VW unleashed the power of The Force, so to speak, by releasing this year’s ad, a teaser and a “making of” video over the Internet weeks before the full 60-second spot aired in the second quarter of Sunday’s game.

“It’s like leaving bread crumbs along the trail,” says Tim Mahoney, VW’s chief of U.S. marketing. “With a mass audience of over 100 million, you have to find a way to connect.”

•Streaming. Coke capitalized on second-screen viewers with a live stream that showed its famous Coke Polar Bears responding in real time to the game’s actions.

•Do-gooding. For every “like” that Anheuser-Busch got for its beer-fetching dog ad on its Bud Light Facebook page, it promised to donate $1 (up to $250,000) to an animal rescue fund.

•Blitzing. GM started brainstorming its Super Bowl strategy about 11 months ago, ultimately using social media to barrage consumers with contests, early views of some TV spots, even a game-day app to supplement TV spots before and during the game for the Cadillac ATS and Chevy Silverado, Camaro, Volt and Sonic.

•Tweeting. MM Mars created a Twitter handle for its Super Bowl ad character, Ms. Brown, and created back-and-forth banter between her and Ms. Green. “In this day and age, it’s not about a one-time ad,” says Debra Sandler, chief consumer officer at Mars Chocolate North America.

•Going contrarian. For Chrysler, whose two-minute halftime spot featured Eastwood challenging Americans to get back up on their feet, the social-media strategy was: wait.

Only after the spot aired did the company post it on sites such as YouTube. The YouTube page allows viewers to share the ad and track how it is being spread via a map of the United States.
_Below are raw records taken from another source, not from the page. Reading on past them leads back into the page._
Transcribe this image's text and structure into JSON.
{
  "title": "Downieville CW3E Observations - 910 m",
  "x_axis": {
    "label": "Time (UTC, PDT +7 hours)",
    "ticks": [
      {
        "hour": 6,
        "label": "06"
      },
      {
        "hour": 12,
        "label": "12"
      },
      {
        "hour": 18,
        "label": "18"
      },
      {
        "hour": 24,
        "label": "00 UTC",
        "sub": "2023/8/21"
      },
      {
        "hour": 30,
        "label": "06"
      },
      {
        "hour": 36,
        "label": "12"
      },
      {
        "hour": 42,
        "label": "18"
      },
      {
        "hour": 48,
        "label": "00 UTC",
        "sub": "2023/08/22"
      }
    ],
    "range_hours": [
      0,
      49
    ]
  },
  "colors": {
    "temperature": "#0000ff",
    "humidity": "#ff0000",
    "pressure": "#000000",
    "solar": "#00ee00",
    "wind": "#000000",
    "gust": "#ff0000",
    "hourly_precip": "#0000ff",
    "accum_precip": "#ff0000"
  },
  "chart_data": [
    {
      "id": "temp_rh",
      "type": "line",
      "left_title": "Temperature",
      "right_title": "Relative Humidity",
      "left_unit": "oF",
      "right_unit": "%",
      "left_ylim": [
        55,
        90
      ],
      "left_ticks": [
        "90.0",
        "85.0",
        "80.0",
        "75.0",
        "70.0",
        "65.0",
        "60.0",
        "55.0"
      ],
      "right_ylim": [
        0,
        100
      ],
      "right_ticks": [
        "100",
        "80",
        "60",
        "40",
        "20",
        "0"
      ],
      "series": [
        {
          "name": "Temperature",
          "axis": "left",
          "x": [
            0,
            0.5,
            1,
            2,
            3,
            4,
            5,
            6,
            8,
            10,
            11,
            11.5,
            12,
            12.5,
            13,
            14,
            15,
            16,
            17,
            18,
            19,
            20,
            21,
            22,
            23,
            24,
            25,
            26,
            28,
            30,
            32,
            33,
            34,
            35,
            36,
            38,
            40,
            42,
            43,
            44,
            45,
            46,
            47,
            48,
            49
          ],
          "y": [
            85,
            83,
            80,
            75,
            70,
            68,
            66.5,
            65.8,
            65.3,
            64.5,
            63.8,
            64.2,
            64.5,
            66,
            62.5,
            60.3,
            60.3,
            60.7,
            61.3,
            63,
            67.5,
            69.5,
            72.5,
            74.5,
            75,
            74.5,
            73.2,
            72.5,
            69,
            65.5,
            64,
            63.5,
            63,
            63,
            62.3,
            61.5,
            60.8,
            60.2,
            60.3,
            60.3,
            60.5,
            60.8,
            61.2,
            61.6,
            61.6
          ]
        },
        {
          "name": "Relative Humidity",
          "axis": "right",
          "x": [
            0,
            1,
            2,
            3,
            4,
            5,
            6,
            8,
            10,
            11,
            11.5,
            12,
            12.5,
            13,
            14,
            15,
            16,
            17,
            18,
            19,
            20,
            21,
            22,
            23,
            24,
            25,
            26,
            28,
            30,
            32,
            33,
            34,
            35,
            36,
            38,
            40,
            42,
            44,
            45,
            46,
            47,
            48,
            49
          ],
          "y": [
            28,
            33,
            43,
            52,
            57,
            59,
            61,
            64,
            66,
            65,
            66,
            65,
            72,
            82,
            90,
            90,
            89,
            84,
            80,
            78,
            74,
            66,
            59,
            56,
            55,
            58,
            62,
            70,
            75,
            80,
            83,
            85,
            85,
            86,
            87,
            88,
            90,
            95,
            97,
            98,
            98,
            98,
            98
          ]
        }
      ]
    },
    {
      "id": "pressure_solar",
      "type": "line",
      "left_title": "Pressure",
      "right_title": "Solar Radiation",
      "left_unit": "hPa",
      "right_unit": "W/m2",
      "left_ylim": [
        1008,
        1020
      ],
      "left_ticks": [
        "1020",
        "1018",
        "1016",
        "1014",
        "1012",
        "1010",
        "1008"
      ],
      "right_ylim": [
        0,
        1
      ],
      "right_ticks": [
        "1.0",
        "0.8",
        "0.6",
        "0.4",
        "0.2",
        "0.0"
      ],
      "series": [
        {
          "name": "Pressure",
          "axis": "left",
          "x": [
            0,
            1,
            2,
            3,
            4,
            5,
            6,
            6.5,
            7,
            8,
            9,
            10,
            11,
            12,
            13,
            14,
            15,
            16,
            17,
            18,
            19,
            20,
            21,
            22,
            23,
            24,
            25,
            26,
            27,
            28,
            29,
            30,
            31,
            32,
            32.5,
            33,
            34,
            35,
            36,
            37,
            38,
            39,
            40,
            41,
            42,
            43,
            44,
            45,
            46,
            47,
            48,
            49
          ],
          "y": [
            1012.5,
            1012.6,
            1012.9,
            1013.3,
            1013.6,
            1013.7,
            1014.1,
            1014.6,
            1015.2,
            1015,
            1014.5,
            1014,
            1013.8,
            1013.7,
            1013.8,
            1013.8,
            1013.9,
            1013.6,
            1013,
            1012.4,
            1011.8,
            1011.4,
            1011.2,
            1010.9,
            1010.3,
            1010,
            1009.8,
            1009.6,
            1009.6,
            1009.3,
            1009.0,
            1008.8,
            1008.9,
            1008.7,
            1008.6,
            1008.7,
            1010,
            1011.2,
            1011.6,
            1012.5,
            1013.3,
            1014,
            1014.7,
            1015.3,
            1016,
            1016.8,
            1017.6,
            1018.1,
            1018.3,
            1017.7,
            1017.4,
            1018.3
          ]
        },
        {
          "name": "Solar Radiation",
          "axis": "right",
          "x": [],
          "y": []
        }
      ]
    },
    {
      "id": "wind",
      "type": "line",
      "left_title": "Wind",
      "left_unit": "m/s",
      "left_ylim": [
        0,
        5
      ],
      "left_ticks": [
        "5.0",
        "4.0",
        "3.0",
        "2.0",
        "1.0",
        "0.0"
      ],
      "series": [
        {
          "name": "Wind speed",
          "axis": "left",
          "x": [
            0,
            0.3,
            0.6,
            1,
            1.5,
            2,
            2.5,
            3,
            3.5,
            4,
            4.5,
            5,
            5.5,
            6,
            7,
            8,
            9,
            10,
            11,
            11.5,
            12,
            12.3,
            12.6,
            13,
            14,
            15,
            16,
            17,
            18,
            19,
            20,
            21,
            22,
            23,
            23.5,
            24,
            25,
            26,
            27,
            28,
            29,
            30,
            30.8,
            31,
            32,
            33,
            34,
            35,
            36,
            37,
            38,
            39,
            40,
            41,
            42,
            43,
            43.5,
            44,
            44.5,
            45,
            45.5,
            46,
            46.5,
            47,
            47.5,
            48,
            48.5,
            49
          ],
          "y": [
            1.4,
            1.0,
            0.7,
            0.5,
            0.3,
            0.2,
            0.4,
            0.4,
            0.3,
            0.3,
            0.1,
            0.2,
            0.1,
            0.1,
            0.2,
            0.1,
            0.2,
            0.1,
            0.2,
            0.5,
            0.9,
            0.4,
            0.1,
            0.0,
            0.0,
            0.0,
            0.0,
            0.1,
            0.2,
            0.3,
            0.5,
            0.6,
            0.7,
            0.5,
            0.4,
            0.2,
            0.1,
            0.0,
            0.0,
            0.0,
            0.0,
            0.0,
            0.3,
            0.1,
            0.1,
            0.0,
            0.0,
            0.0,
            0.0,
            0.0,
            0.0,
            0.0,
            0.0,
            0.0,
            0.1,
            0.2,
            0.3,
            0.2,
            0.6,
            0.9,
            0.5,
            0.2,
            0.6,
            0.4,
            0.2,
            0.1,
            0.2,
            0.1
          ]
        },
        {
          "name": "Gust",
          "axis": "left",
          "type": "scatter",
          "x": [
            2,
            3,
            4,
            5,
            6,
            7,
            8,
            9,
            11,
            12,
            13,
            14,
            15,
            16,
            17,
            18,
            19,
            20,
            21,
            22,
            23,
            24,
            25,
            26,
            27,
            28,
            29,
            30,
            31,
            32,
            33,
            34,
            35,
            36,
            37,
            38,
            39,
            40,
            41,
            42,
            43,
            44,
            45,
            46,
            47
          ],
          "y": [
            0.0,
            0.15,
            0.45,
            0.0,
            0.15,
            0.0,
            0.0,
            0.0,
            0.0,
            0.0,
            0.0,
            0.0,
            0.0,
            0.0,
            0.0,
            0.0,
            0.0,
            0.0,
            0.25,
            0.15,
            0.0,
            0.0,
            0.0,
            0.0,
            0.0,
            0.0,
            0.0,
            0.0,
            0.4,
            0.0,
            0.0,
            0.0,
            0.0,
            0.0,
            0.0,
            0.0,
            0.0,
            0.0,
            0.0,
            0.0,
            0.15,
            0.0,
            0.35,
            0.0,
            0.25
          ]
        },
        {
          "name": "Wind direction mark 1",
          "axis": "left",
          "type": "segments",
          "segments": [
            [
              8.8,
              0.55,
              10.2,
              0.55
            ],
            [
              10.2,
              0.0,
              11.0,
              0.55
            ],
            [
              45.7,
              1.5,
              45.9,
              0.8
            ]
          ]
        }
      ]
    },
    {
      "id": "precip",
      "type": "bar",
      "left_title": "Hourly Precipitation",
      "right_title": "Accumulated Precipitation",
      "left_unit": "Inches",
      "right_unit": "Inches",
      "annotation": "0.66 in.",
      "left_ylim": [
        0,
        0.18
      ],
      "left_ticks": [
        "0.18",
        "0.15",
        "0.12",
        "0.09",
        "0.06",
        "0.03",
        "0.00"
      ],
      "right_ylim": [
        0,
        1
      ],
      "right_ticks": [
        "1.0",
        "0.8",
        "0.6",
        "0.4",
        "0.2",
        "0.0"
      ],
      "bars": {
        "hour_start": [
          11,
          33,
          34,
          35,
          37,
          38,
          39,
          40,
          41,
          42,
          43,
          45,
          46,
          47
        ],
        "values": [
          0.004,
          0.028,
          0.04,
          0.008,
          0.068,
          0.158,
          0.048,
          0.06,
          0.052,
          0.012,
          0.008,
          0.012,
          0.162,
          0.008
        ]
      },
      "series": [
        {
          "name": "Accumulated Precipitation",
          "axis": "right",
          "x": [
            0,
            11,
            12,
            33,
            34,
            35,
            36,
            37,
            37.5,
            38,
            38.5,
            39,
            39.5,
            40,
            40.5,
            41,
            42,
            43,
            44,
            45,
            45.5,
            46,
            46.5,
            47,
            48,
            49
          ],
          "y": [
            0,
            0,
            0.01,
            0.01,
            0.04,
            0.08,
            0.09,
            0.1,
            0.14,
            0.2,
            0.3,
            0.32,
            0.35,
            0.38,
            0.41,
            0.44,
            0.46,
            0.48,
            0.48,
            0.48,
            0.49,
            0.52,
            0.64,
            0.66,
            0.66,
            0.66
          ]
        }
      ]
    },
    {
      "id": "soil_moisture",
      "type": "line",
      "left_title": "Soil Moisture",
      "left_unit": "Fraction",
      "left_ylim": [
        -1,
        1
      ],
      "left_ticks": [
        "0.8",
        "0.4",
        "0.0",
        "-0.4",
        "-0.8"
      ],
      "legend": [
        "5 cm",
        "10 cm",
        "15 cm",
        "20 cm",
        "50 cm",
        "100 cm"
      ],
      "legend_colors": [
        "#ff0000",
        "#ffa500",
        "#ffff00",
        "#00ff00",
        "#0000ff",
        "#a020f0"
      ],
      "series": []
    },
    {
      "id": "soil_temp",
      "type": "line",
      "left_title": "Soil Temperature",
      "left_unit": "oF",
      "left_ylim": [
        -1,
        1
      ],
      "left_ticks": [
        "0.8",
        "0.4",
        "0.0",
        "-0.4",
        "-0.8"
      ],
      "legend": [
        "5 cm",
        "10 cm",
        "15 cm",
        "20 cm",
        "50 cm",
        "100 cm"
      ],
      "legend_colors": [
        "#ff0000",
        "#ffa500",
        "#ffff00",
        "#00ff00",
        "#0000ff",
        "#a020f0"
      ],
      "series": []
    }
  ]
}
The interactive map shows the total number of people who have shared the ad via Facebook and Twitter, and their locations.

“In addition to viewing the spot on our YouTube page, we wanted to create an experience that allowed people to share the message while seeing a live visualization of where the spot was being seen across the United States,” says Chrysler spokesman Gualberto Ranieri.

Even then, many of the advertisers who latched on to social media for the Super Bowl forgot something critical, says Mark Ghuneim, CEO of the digital analytics firm Trendrr. “Throwing out a hashtag, as many did, is a great first step, but advertisers need to do a better job of a call to action.”

Finishing last in the voting: GoDaddy’s ad featuring Danica Patrick looking and talking sexy from a heavenly cloud.

That doesn’t bother GoDaddy founder Bob Parsons one bit. “This year, our two Super Bowl ads broke all prior sales records, so if doing that means coming in last on Ad Meter, that’s exactly where I want to be.”